Berkshire, which declined to comment, could swallow Walgreens whole but also could contribute, say, $10 billion, of equity, either common or preferred stock, to a KKR-led deal. It also could buy the AmerisourceBergen stake held by Walgreens. Walgreens and KKR had no immediate comment.
Berkshire earlier this year bought $10 billion of preferred stock from Occidental Petroleum (OXY) to finance its controversial $57 billion deal to buy Anadarko Petroleum. Walgreens is the kind of enterprise that likely appeals to Buffett given its entrenched position in the pharmacy business and its low valuation in a record stock market. Buffett would have to overcome his aversion to the private-equity business to participate in a Walgreens LBO.
Even with the LBO speculation, Walgreens now trades for just 11 times projected earnings in its current fiscal year ending August 2020, making it one of the cheapest stocks in the Dow Jones Industrial Average. The market multiple is around 18.
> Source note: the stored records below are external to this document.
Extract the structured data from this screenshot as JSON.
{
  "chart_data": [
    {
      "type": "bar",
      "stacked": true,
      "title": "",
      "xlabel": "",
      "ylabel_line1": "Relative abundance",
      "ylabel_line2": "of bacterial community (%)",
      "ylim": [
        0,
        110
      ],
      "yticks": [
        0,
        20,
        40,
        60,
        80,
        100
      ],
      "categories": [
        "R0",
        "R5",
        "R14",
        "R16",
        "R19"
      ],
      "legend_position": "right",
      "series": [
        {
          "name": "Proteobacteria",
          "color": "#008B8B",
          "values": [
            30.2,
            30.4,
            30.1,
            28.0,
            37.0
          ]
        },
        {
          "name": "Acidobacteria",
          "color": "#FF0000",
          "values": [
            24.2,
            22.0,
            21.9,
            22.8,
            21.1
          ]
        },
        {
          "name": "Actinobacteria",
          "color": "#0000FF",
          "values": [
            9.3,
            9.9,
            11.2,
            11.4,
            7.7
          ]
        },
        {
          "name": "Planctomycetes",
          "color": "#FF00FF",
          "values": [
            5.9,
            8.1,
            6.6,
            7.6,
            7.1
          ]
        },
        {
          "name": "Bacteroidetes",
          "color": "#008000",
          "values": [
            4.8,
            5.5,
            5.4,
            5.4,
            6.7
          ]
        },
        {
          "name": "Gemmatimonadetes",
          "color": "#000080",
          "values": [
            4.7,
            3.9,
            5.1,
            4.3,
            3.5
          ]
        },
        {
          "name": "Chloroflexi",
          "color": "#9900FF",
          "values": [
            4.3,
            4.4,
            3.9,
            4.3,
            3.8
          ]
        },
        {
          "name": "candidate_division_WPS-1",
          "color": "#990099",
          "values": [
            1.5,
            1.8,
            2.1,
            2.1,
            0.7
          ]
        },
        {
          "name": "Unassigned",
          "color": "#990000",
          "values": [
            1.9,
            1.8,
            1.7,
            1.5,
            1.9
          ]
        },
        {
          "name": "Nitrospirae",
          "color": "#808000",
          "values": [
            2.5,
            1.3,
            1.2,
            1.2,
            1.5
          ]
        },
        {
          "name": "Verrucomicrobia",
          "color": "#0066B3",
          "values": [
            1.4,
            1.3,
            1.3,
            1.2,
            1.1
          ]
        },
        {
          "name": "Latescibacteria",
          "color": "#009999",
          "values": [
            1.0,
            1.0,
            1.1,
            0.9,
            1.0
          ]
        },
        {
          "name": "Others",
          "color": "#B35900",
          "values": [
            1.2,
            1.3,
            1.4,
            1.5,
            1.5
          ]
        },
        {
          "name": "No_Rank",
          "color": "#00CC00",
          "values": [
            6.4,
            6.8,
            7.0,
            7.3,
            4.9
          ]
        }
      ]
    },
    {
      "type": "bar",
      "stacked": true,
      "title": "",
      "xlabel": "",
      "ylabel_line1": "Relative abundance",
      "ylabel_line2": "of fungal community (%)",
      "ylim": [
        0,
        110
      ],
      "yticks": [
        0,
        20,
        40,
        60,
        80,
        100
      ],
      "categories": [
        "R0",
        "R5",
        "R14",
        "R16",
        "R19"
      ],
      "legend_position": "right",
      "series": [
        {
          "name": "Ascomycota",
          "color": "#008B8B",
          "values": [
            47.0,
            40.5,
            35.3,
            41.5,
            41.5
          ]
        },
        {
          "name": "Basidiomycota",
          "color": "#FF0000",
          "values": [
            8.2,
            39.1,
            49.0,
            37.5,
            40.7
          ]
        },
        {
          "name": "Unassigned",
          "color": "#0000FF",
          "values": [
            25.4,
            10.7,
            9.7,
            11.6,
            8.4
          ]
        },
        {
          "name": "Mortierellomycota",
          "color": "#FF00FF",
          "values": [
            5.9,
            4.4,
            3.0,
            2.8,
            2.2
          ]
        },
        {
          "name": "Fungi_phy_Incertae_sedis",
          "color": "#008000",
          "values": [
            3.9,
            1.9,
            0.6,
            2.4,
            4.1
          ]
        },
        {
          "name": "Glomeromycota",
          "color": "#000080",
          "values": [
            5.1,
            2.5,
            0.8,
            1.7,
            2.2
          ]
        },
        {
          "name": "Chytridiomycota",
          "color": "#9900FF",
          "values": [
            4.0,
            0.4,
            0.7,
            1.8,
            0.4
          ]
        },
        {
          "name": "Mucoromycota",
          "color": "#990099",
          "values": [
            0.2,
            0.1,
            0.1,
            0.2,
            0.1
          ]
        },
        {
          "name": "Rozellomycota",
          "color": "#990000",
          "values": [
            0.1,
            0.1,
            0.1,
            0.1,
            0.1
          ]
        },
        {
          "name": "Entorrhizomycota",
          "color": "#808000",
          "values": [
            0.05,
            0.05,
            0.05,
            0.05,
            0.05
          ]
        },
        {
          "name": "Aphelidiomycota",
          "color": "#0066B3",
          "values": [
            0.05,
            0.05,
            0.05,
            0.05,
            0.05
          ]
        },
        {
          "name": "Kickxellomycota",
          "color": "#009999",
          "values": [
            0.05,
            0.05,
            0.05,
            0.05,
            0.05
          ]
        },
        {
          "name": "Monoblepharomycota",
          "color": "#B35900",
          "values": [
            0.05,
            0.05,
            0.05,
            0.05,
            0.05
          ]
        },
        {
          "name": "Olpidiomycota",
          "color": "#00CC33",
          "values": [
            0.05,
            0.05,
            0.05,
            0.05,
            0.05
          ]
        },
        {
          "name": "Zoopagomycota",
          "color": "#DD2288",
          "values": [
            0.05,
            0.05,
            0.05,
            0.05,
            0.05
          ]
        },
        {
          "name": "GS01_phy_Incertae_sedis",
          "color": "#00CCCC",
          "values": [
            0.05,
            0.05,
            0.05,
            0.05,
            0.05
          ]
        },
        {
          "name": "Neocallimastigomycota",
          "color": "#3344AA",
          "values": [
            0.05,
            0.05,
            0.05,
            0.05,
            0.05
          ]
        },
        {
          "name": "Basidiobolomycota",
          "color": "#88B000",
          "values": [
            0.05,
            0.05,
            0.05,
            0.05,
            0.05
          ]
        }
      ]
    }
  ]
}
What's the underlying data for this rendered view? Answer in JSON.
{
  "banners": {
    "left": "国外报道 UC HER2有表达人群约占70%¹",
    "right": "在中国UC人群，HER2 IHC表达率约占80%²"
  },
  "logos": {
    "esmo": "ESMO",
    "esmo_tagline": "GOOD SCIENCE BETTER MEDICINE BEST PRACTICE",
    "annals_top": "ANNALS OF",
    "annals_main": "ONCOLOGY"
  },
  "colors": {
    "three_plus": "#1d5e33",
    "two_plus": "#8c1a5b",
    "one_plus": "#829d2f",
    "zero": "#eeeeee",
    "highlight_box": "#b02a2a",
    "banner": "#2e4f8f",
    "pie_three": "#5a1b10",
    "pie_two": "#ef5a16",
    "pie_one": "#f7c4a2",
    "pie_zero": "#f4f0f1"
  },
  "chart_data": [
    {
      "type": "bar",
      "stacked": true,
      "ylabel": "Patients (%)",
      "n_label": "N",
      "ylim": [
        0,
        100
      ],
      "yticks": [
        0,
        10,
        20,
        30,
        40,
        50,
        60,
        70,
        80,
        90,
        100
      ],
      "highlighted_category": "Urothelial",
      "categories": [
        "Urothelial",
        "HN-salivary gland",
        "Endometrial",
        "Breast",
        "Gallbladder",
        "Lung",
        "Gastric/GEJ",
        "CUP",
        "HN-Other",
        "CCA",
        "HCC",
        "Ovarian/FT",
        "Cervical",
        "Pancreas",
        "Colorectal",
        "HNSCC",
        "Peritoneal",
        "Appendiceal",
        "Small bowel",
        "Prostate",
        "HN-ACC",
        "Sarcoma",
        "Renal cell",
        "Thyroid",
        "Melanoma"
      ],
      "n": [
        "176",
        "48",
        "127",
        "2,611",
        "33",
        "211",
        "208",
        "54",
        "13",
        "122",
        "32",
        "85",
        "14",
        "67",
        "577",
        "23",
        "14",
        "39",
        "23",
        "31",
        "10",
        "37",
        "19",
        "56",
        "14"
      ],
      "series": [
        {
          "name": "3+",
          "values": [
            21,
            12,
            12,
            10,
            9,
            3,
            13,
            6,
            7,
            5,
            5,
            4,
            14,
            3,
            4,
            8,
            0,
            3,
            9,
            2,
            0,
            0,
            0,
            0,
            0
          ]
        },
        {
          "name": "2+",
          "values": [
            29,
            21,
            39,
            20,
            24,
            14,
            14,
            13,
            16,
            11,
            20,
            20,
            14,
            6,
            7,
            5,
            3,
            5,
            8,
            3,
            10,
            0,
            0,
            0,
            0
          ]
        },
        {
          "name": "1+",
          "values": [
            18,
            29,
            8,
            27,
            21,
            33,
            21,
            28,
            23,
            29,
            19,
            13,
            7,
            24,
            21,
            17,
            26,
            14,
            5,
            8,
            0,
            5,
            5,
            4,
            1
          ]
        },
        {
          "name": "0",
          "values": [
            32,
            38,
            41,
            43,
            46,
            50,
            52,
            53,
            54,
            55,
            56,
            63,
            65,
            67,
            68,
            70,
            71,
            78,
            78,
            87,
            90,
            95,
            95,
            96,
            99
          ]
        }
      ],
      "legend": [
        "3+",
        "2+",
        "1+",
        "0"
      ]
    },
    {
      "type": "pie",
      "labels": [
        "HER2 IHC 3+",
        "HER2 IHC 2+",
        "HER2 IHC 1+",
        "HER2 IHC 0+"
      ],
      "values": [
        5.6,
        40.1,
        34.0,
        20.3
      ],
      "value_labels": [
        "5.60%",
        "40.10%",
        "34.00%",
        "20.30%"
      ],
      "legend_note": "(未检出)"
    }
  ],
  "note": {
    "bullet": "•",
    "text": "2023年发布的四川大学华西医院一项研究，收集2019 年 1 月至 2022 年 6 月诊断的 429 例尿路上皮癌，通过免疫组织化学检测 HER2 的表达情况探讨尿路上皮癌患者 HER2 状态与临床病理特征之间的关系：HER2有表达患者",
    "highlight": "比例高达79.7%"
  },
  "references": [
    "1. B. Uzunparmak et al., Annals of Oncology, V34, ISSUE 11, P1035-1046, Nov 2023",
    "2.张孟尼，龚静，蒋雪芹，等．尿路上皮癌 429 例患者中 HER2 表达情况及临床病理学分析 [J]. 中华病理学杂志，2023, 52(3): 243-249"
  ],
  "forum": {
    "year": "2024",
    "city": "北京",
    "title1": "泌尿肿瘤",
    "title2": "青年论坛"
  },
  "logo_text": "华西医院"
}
An LBO price of $70 or less, however, could arouse shareholder opposition, especially if Pessina is rolling his stake into the private company. In such a scenario, investors could argue that Walgreens is temporarily out of favor and that a buyout undervalues the company.
In a client note Tuesday, J.P. Morgan analyst Lisa Gill wrote that an LBO could be valued at up to about $75 a share and earn a potential 15% annual internal rate of return to KKR—which she considers the minimum targeted return that a private-equity firm would require for such a deal.
She wrote that in going private, Walgreen would be able to “pursue current initiatives outside of the eye of public shareholders.” However, a deal would likely “limit the company’s financial flexibility, as there would be less free cash available to invest in the business.” Given the challenges in the pharmacy business, a highly leveraged Walgreens could be at a disadvantage relative to CVS and others.
Walgreens’ board could determine that the best course is to pursue the company’s current course, avoid the financial dislocations of an LBO, return cash to shareholders, and await a potential revaluation of the stock.